Asus Wi-Fi 8 router prototypes(Image credit: Tom's Hardware)

In addition, hardware support for MLO and AFC will remain with the router OEMs, so you will need to do your research before purchase if those technologies are important to you. Perhaps more importantly, Wi-Fi 8 won’t offer a huge generational leap in wireless performance compared to Wi-Fi 7. Each generation of Wi-Fi has placed a strong emphasis on performance to spur consumer upgrades, but we’d consider Wi-Fi 8 more of a “maintenance” release.

Full-spec Wi-Fi 8 hardware will still use three bands (2.4 GHz, 5 GHz, and 6 GHz), along with 4096 QAM and a maximum channel bandwidth of 320 MHz. In fact, the maximum data rate remains at 46 Gbps. Instead, Wi-Fi 8’s tentpole feature is Ultra High Reliability (UHR), to improve real-world data rates by 25 percent. At CES 2026, Asus was already showing a 10 percent improvement in mid-range throughput with prototype Wi-Fi 8 hardware.

The IEEE claims that the up to 25 percent increase in real-world speeds isn’t the only benefit; you should also notice reduced latency across your network. Several new technologies are tasked with achieving these goals.

Coordinated Spatial Reuse (Co-SR): Dynamically regulates signal strength between wireless clients and the access point in heavily congested network environments (dependent on the distance between client and access point). This feature alone could improve network efficiency by up to 25 percent.

Coordinated Beamforming (Co-BF): Allows access points to direct their wireless signals only to areas where active devices are present, helping reduce interference with other devices. Up to a 50 percent improvement in throughput was seen by MediaTek in early testing using Co-BF.

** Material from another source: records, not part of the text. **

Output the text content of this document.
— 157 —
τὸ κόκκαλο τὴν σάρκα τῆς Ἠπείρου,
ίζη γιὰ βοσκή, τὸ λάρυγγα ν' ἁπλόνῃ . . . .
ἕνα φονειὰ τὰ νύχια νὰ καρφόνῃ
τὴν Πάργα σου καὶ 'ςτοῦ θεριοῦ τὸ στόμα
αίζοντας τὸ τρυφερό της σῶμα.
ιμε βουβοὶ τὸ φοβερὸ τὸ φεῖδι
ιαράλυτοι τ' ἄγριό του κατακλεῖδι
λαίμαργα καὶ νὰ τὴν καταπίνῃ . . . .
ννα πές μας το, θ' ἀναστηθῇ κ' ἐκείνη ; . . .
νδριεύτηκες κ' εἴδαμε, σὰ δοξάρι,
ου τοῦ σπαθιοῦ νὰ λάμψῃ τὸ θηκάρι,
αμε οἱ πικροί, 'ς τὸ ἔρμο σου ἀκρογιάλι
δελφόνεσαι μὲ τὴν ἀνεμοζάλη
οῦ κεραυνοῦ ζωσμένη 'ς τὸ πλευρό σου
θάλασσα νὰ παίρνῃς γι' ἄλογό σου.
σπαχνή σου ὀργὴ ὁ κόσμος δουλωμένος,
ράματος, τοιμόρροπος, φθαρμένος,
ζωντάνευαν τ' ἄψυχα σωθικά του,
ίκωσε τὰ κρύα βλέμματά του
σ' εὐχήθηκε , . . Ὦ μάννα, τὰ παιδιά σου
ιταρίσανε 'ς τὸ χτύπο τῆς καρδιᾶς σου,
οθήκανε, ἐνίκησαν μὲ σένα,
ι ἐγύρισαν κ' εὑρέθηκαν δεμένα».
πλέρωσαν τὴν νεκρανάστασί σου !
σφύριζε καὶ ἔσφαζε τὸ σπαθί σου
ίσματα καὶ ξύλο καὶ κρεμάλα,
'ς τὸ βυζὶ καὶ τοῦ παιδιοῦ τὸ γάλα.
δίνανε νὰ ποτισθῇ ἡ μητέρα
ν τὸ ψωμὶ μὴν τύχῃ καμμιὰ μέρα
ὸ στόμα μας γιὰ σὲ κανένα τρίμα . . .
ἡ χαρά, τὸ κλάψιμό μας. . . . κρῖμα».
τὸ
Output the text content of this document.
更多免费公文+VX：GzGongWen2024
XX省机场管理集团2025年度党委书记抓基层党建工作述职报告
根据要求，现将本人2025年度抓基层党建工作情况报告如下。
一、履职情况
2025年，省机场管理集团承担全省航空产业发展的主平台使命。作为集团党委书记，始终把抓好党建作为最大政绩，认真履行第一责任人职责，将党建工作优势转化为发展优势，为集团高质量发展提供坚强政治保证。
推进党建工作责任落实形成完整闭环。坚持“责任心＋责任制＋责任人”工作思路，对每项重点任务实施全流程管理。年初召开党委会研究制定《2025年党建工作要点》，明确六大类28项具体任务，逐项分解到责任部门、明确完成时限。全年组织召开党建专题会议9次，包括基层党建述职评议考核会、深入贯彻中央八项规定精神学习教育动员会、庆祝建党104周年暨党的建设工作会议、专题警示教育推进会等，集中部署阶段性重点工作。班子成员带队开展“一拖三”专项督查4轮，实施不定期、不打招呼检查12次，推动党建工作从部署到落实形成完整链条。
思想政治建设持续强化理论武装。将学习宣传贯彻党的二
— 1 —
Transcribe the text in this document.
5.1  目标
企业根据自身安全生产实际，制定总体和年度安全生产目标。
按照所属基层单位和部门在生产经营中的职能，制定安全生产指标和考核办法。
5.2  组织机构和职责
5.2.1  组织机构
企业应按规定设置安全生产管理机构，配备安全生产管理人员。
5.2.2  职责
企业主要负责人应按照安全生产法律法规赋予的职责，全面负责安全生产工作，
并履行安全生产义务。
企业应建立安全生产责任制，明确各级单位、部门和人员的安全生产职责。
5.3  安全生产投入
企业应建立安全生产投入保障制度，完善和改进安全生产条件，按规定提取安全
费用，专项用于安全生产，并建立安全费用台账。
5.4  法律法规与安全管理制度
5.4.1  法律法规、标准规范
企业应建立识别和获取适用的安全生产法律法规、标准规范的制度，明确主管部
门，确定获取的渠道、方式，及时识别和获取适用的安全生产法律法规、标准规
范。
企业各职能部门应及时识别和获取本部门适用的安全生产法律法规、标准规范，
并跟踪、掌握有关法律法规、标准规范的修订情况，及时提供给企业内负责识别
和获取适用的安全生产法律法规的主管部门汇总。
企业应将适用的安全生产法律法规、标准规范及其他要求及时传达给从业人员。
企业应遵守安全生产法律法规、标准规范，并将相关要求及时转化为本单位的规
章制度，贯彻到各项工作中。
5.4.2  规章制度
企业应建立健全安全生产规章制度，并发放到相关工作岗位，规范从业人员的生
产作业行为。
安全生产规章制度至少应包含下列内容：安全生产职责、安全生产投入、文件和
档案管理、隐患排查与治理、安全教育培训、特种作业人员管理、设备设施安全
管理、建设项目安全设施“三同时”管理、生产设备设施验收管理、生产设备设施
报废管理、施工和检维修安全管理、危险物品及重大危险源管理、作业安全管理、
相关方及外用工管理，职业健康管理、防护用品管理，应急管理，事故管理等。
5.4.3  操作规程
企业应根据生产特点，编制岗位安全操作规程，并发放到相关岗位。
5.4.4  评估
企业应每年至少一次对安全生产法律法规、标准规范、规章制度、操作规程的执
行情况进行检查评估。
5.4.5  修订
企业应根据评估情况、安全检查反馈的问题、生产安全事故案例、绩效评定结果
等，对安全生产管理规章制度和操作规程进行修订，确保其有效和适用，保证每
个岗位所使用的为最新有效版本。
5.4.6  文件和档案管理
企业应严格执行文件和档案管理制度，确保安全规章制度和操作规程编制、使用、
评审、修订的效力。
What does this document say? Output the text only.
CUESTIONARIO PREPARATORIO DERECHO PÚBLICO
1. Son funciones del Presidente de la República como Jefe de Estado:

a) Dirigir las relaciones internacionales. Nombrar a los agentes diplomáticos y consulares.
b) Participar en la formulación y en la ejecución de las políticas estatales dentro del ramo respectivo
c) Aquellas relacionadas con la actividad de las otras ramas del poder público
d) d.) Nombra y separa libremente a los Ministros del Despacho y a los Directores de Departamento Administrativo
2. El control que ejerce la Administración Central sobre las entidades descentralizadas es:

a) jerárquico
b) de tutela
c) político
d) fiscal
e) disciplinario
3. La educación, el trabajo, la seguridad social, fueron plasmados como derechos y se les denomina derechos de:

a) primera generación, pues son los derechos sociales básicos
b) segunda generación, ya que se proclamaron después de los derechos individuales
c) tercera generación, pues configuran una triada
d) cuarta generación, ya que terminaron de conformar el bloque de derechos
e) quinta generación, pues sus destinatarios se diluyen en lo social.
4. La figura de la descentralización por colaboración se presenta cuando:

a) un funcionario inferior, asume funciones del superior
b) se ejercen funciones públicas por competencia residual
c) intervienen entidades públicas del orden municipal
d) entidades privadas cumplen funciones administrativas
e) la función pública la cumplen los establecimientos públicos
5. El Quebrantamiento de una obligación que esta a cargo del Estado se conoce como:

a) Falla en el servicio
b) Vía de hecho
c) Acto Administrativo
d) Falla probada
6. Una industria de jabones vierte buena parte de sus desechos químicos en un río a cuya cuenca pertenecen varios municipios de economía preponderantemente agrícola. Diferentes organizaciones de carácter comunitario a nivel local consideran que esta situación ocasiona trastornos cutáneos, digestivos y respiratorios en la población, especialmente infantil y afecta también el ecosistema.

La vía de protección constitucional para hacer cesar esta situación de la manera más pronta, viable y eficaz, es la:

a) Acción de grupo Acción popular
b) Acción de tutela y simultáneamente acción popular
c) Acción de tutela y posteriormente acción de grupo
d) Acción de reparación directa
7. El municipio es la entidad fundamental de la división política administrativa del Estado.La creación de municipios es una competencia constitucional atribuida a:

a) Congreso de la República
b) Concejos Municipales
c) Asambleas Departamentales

Dynamic Sub-Channel Operation (DSO): Allows devices to tap unused portions of the wideband spectrum (which is often underutilized by 6 GHz devices) to maximize utilization (especially in mixed device networks).

Enhanced Modulation Coding Scheme (MCS): Offers fine-grain coding rate adaptation when the signal-to-noise ratio is unstable. This results in smoother transitions, particularly in networks with high device utilization.

Extended Long Range: Provides a more stable wireless link for devices that typically sit at the edge of your router/access point's coverage range (think wireless security cameras, doorbells, outdoor lighting, garage door openers, etc.).

It remains to be seen whether all, or even some, of these features will be implemented across the full range of Wi-Fi 8 hardware that becomes available over the next several years. However, it looks like Wi-Fi 8 will help devices better realize the performance potential originally promised with Wi-Fi 7.